Most solder formulations melt at a much higher temperature than the one I use, which makes it much more difficult to avoid damage to electronic components: Old fashioned leaded solder melts around 183 °C and other lead-free formulations tend to melt at even higher temperatures. For reference, here are some common formulations. All of the information in this section was taken from https://en.wikipedia.org/wiki/Solder.

The formulation I use:

Sn42/Bi57/Ag1

Melts at 137–139 °C. Patented by Motorola. Wiki says “Good thermal fatigue performance.”

Other lead-free formulations:

The tin-silver-copper (Sn-Ag-Cu or “SAC”) family

These typically have 3–4% silver, 0.5–0.7% copper, lots of tin, and have melting points around 217–220 °C. That requires pretty high soldering temperatures, which is obviously a challenge in a relatively poorly controlled environment.

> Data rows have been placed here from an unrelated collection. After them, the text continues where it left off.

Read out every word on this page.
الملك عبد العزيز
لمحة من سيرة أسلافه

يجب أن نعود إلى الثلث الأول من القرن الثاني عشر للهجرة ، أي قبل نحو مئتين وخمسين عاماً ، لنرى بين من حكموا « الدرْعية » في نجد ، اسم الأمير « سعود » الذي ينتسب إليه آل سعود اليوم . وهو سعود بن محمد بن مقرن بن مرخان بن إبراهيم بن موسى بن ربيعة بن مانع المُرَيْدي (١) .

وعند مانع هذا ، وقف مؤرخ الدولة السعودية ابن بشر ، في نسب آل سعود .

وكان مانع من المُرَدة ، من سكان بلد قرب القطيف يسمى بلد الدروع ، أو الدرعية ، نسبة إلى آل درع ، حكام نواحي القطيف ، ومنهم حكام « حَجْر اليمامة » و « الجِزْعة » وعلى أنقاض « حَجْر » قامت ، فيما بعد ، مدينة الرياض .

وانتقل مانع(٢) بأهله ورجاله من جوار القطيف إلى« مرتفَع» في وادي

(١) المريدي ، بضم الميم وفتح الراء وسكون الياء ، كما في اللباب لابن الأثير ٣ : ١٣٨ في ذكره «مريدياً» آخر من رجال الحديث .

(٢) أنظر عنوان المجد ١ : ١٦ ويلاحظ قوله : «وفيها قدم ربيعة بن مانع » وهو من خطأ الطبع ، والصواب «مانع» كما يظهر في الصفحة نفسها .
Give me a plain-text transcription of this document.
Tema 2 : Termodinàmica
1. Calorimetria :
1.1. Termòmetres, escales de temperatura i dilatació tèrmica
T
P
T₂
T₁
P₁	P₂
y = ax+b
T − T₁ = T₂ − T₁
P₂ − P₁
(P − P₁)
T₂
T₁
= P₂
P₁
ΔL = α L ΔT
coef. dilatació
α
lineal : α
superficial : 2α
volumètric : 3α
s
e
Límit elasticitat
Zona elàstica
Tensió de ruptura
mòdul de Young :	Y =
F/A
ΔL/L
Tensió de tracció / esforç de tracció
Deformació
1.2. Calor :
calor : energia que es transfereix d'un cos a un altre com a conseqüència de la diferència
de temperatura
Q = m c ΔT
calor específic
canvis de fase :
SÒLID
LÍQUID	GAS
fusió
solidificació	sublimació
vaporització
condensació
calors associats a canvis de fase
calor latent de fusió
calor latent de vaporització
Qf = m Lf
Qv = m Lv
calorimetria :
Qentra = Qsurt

Sn-Ag-Cu-Mn formulations have a slightly lower melting point (211–215 °C) but still well above Sn-Pb (next section).

In97/Ag3

Melts at 143 °C. Reportedly used for cryogenic applications and photonic devices.

In100 (or In99)

Melts at 157 °C. Used in low-temperature physics and for soldering gold. Bonds to aluminum.

Sn88/In8.0/Ag3.5/Bi0.5

Melts at 197–208 °C, closer to the Sn/Pb types. Patented by Panasonic.

Leaded solder types:

60/40 Sn/Pb

Melts around 188 °C.

63/37 Sn/Pb

Melts at exactly 183 °C, the lowest of all tin-lead allows.

Of course, you don’t want to use these unless you have a really good reason.